Now comes the guts. The three models in the Samsung Galaxy S20 range are all equipped with the same processor, the Exynos 990 CPU (a Snapdragon 865 in the US), and an Adreno 650 GPU. It's a powerful pocket rocket, able to process complex files (such as, oh we don't know, super-resolution pictures of the night sky) without breaking a sweat.
With less work to do in the S20 than the S20 Ultra, the processor could feel actually more at home in the base S20 than the S20 Ultra, with all its bells and whistles. The phone packs a 4,000mAh battery, which will do at the very least a full day of moderate use, but it's not quite the workhorse of the S20 Ultra, which rocks a huge 5,000mAh battery.
Is there so much difference in the power consumption of the Ultra that it merits such an increase, or has the S20 been shafted a little on the battery front in order to make the Ultra seem more premium? We'll only know once we get a few days with the phone, to figure out how the battery holds up from new.
The phone also includes the now-familiar underscreen fingerprint sensor and facial recognition of its predecessors. 5G support for the phone is available, but its unclear yet whether there will be a 4G-only version of the Samsung Galaxy S20.
Samsung Galaxy S20 review: Price and release date
The Samsung Galaxy S20 pre-order date, like the rest of its range, is 11th of February, 2020. This is the date when pre-orders for the phone will open, with the available pre-order period last until March 8th.
To incentivise customers to pre-order, Samsung is giving away a free pair of Samsung Galaxy Buds+ true wireless earphones along with the purchase, and will also receive their phone a few days earlier than general release – which, if you were wondering, is March 13th. Prices start at £799.
Samsung Galaxy S11 review: Early Verdict
At this early stage, the Samsung Galaxy S20 is a fine improvement over its older sibling, the Samsung Galaxy S10 – although it hasn't reinvented the wheel. It shows off advancement in every way, as a flagship should, and its crisp picture, flowing refresh rate and first-rate camera will ensure the device is a hit.

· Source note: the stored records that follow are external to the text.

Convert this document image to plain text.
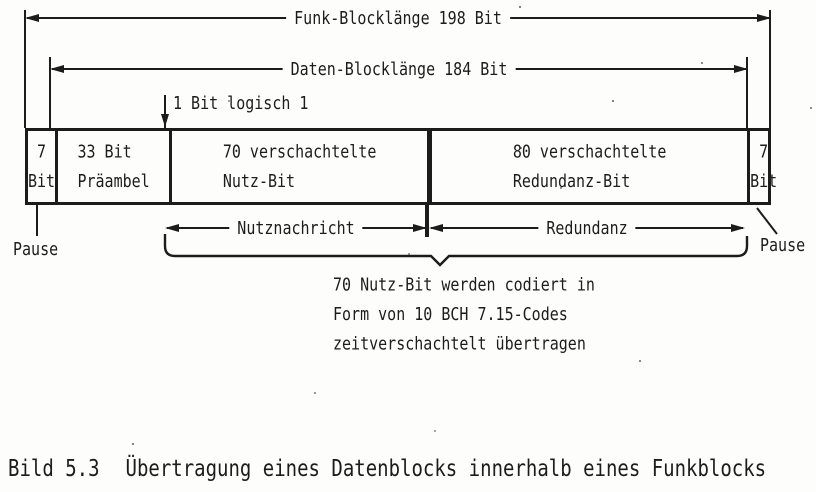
Funk-Blocklänge 198 Bit
Daten-Blocklänge 184 Bit
1 Bit logisch 1
7
Bit
33 Bit
Präambel
70 verschachtelte
Nutz-Bit
80 verschachtelte
Redundanz-Bit
7
Bit
Nutznachricht	Redundanz
Pause	Pause
70 Nutz-Bit werden codiert in
Form von 10 BCH 7.15-Codes
zeitverschachtelt übertragen
Bild 5.3 Übertragung eines Datenblocks innerhalb eines Funkblocks
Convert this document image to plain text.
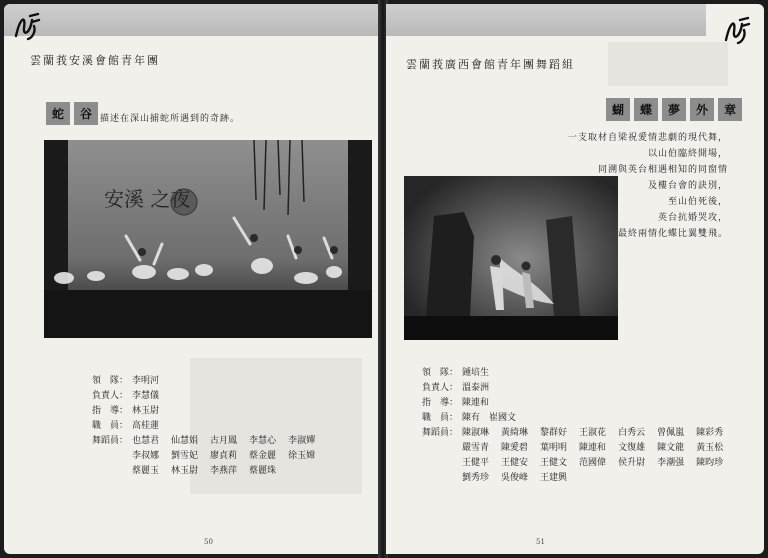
雲蘭莪安溪會館青年團
蛇	谷 描述在深山捕蛇所遇到的奇跡。
安溪 之夜
領　隊： 李明河
負責人： 李慧儀
指　導： 林玉尉
職　員： 高桂蓮
舞蹈員： 也慧君 仙慧娟 古月鳳 李慧心 李淑嬋
李叔娜 劉雪妃 廖貞莉 蔡金麗 徐玉嫦
蔡麗玉 林玉尉 李燕萍 蔡麗珠
50
雲蘭莪廣西會館青年團舞蹈組
蝴	蝶	夢	外	章
一支取材自梁祝愛情悲劇的現代舞，
以山伯臨終開場，
同溯與英台相遇相知的同窗情
及樓台會的訣別，
至山伯死後，
英台抗婚哭攻，
最終兩情化蝶比翼雙飛。
領　隊： 鍾培生
負責人： 溫泰洲
指　導： 陳連和
職　員： 陳有　崔國文
舞蹈員： 陳淑琳 黃綺琳 黎群好 王淑花 白秀云 曾佩嵐 陳彩秀
嚴雪青 陳愛碧 葉明明 陳連和 文復雄 陳文龍 黃玉松
王健平 王健安 王健文 范國偉 侯升尉 李潮强 陳昀珍
劉秀珍 吳俊峰 王建興
51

However, there's a long way for the device to go yet. All this has been gleaned from our too-short time with the phone. To review it properly, we'll need to spend some more time with the device in our pocket, figuring out how the handset fits in our day-to-day life. For example, will the incredible 120Hz refresh rate prove too draining on the battery, causing us to revert back to 60Hz? How will the camera features fare during more rigorous testing?
It's questions like these that we'll need more time to answer. For now, colour us impressed with what we've seen – but we acknowledge having only seen a fraction of what it can do.